Listen Like Thieves (M Hutchence /A Farriss) 1986 and Good Times (H Vanda/ G Young) – Jimmy Barnes and INXS – 1987
Between 1982-86 INXS cut a swathe across the USA, incrementally building their record sales with each album released, and regularly upstaging those acts for which they opened, often sending them into breakup oblivion – the Stray Cats, Adam Ant, the Go-Gos, Men At Work, and Hall and Oates. By this time Michael had begun an intense relationship with the Go-Gos lead singer, Belinda Carlisle. (below)The title track Listen Like Thieves was the fourth single released, and it epitomized the pattern of taut melodic refrains that permeated their fifth studio album, on the title track a constant sonic throb provides the rhythmic bedrock, with choppy, attention-seeking guitar riffs dropped in at the chorus, to underscore the conspiratorial ambience of the song “Everybody’s down on their knees/ Listen like thieves/ But who needs that/ When it’s all in your hands…” The lyrics suggest that people are surrounded by corporate media and tabloid influence, which can through conformist propaganda promote uncritical groupthink, essentially bring us “to our knees”, in an act of submission, while “listen like thieves” is a metaphor for eavesdropping, listening through a wall or keyhole, trying to find the answers, because we aren’t confident about thinking for ourselves, so we seek the answers from others, and then regurgitate them as our own. Unlike their Australian compatriots Midnight Oil, INXS were not overtly politically outspoken, and tended to cloak their social and political agendas in opaque metaphors, but they were known to be committed to such causes as environmental protection, aboriginal land rights, and social justice.

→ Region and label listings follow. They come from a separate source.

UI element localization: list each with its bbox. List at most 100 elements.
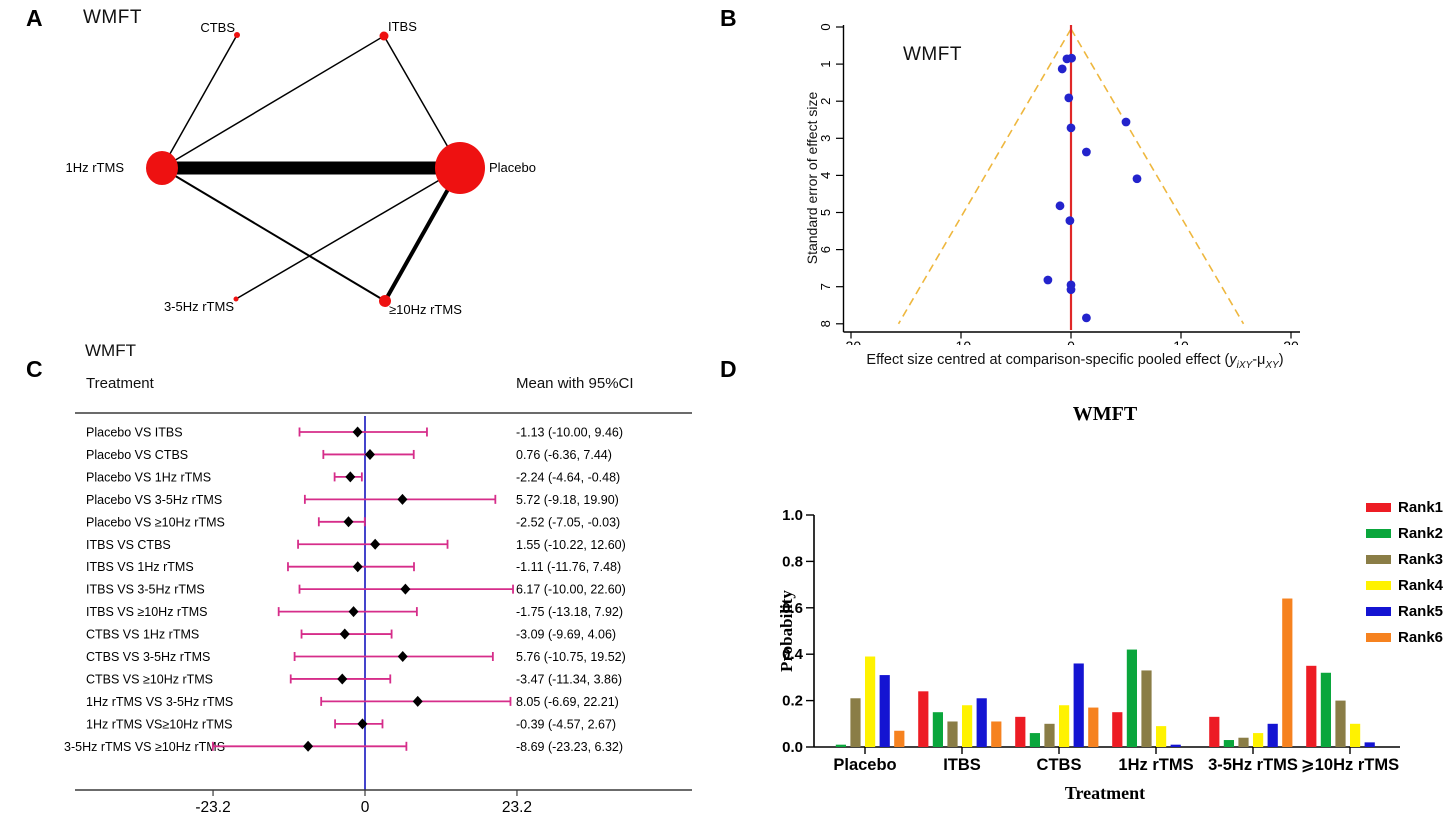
bar-category-label: Placebo: [833, 756, 896, 774]
forest-mean-diamond: [345, 471, 356, 483]
funnel-study-point: [1043, 275, 1053, 285]
bar-rank3-0: [850, 698, 861, 747]
bar-category-label: ITBS: [943, 756, 981, 774]
legend-swatch-rank1: [1366, 503, 1391, 512]
forest-treatment-header: Treatment: [86, 375, 154, 392]
panel-a-title: WMFT: [83, 7, 142, 28]
bar-rank2-2: [1029, 733, 1040, 747]
bar-rank4-2: [1059, 705, 1070, 747]
forest-row-label: 1Hz rTMS VS 3-5Hz rTMS: [86, 695, 233, 709]
funnel-formula-y: y: [1229, 352, 1237, 368]
bar-rank1-2: [1015, 716, 1026, 747]
bar-rank5-1: [976, 698, 987, 747]
funnel-xlabel-text: Effect size centred at comparison-specif…: [866, 352, 1230, 368]
bar-rank5-3: [1170, 744, 1181, 747]
funnel-y-tick-label: 1: [818, 60, 833, 67]
forest-row-value: 0.76 (-6.36, 7.44): [516, 448, 612, 462]
bar-category-label: CTBS: [1037, 756, 1082, 774]
bar-rank6-1: [991, 721, 1002, 747]
network-edge-ctbs-hz1: [161, 34, 238, 169]
forest-mean-diamond: [303, 740, 314, 752]
forest-mean-header: Mean with 95%CI: [516, 375, 634, 392]
funnel-y-tick-label: 0: [818, 23, 833, 30]
forest-mean-diamond: [348, 606, 359, 618]
forest-row-value: 6.17 (-10.00, 22.60): [516, 583, 626, 597]
network-node-label-hz35: 3-5Hz rTMS: [164, 299, 234, 314]
network-node-placebo: [435, 142, 485, 194]
funnel-x-tick-label: 20: [1283, 338, 1299, 345]
bar-rank1-4: [1209, 716, 1220, 747]
forest-x-tick-label: 23.2: [502, 799, 532, 816]
funnel-y-tick-label: 7: [818, 283, 833, 290]
funnel-study-point: [1066, 123, 1076, 133]
network-edge-hz1-hz10: [161, 167, 386, 302]
bar-rank2-0: [835, 744, 846, 747]
bar-rank2-5: [1320, 672, 1331, 747]
bar-rank3-3: [1141, 670, 1152, 747]
forest-row-value: 1.55 (-10.22, 12.60): [516, 538, 626, 552]
legend-swatch-rank6: [1366, 633, 1391, 642]
bar-rank5-5: [1364, 742, 1375, 747]
bar-y-tick-label: 1.0: [782, 507, 803, 524]
bar-rank2-1: [932, 712, 943, 747]
funnel-formula-minus-mu: -μ: [1252, 352, 1266, 368]
bar-rank3-5: [1335, 700, 1346, 747]
network-node-hz10: [379, 295, 391, 307]
panel-c-letter: C: [26, 356, 43, 382]
bar-rank2-3: [1126, 649, 1137, 747]
forest-mean-diamond: [364, 448, 375, 460]
panel-b-letter: B: [720, 5, 737, 31]
funnel-study-point: [1067, 53, 1076, 63]
funnel-study-point: [1132, 174, 1142, 184]
forest-mean-diamond: [397, 651, 408, 662]
forest-mean-diamond: [343, 516, 354, 528]
funnel-y-tick-label: 3: [818, 135, 833, 142]
forest-row-value: 5.72 (-9.18, 19.90): [516, 493, 619, 507]
forest-row-value: -3.09 (-9.69, 4.06): [516, 628, 616, 642]
funnel-study-point: [1121, 117, 1131, 127]
bar-rank1-1: [918, 691, 929, 747]
bar-category-label: 3-5Hz rTMS: [1208, 756, 1298, 774]
bar-rank1-3: [1112, 712, 1123, 747]
forest-row-label: ITBS VS ≥10Hz rTMS: [86, 605, 207, 619]
legend-label-rank4: Rank4: [1398, 577, 1444, 594]
legend-swatch-rank2: [1366, 529, 1391, 538]
forest-mean-diamond: [357, 718, 368, 730]
bar-rank6-4: [1282, 598, 1293, 747]
legend-label-rank3: Rank3: [1398, 551, 1443, 568]
forest-row-value: -1.13 (-10.00, 9.46): [516, 426, 623, 440]
funnel-study-point: [1066, 285, 1076, 295]
bar-category-label: ⩾10Hz rTMS: [1301, 756, 1399, 774]
forest-mean-diamond: [412, 695, 423, 707]
legend-label-rank2: Rank2: [1398, 525, 1443, 542]
network-node-ctbs: [234, 32, 240, 38]
forest-row-value: 5.76 (-10.75, 19.52): [516, 650, 626, 664]
bar-chart-x-axis-label: Treatment: [1064, 783, 1146, 803]
forest-mean-diamond: [352, 426, 363, 438]
legend-label-rank6: Rank6: [1398, 629, 1443, 646]
forest-row-value: -2.24 (-4.64, -0.48): [516, 470, 620, 484]
network-node-label-itbs: ITBS: [388, 19, 417, 34]
forest-row-label: Placebo VS 1Hz rTMS: [86, 470, 211, 484]
network-node-hz35: [233, 296, 239, 302]
funnel-study-point: [1065, 216, 1075, 226]
network-node-label-ctbs: CTBS: [200, 20, 235, 35]
bar-rank5-2: [1073, 663, 1084, 747]
bar-y-tick-label: 0.2: [782, 693, 803, 710]
bar-y-tick-label: 0.4: [782, 646, 804, 663]
forest-row-label: CTBS VS 1Hz rTMS: [86, 628, 199, 642]
network-node-label-placebo: Placebo: [489, 160, 536, 175]
funnel-plot: 0 1 2 3 4 5 6 7 8 -20 -10 0 10 20: [818, 23, 1300, 345]
bar-rank4-0: [865, 656, 876, 747]
bar-category-label: 1Hz rTMS: [1118, 756, 1193, 774]
funnel-study-point: [1082, 313, 1091, 323]
legend-swatch-rank4: [1366, 581, 1391, 590]
funnel-y-tick-label: 4: [818, 172, 833, 179]
bar-chart: 0.0 0.2 0.4 0.6 0.8 1.0 Placebo ITBS CTBS 1Hz rTM…: [782, 499, 1444, 774]
funnel-title: WMFT: [903, 44, 962, 65]
forest-row-label: ITBS VS CTBS: [86, 538, 171, 552]
funnel-y-tick-label: 6: [818, 246, 833, 253]
forest-row-value: -3.47 (-11.34, 3.86): [516, 672, 622, 686]
network-node-label-hz1: 1Hz rTMS: [66, 160, 125, 175]
funnel-study-point: [1057, 64, 1067, 74]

Listen Like Thieves was a top forty hit in Aust (#28) and charted #46 in the UK and #54 in the US, and the album was further buoyed by several other classy minor songs in Kiss The Dirt (Falling Down The Mountain), and One X One, the band also gained valuable exposure when they played the Australian leg of the Live Aid concert that year. The promo video for the song was directed by Richard Lowenstein and created an anarchic and dystopian scenario as the band performs the song on a darkened stage in front of a group of gun-toting post-apocalyptic desperadoes, seemingly controlled by a hideous crone who presides over the proceedings, it had a Mad Max Beyond Thunderdome ambience, a movie that had been shot in Australia and released the year before in 1985.Good Times was an under-rated Vanda /Young composition which had been released by the Easybeats in 1968 featuring guest vocalist Steve Marriott, lead singer with the Small Faces, charting #18 that year. Jimmy Barnes and INXS (Michael Hutchence) (together below), teamed up nineteen years later for a rousing version of the same song which still paid homage to three famous women from earlier rock songs – Boney Maronie (Larry Williams 1957), Long Tall Sally (Little Richard 1956), and Short Fat Fanny (Larry Williams 1957). Recorded in Sydney at the Rhinoceros Studios and produced by Mark Opitz with all the INXS band members involved (except Tim Farriss) plus Peter Kekel on piano. Barnes recalled that he spent two booze and drug-fueled days in the studio with INXS, and that he and Michael Hutchence didn’t sleep for the whole time, it hit #2 locally, #1 in NZ, #18 in the UK and #47 in the USA, for Barnes highest US chart position.
The song became part of the soundtrack for the Joel Schumacher movie The Lost Boys and was also used to promote the Australian Made concert series in 1986/87 ( performers included below were from left to right – Jon Farriss (INXS), Sean Kelly (Models), Chrissie Amphlett (Divinyls), Chris Bailey (Saints), Dave McComb (Triffids) and Greedy Smith (Mental As Anything). Good Times has been covered by such diverse acts as Shocking Blue, Jessica Mauboy, and Meatloaf who changed the lyrics and re-titled the song Runnin’ For the Red Light (I Got A Life).In March of 1986, Michael made his movie debut in Richard Lowenstein’s Dogs In Space, in which he played Sam Sejavka, real life punk rock singer from Melbourne in the late 70’s, who had struggled unsuccessfully with heroin addiction.(below with co-star Saskia Post).
Richard had written the movie with Michael in mind, positive that he could carry it off, and Michael did not disappoint him, receiving admirable reviews for his performance and entering the local top ten with a solo effort entitled Rooms For The Memory in Jan. 1987.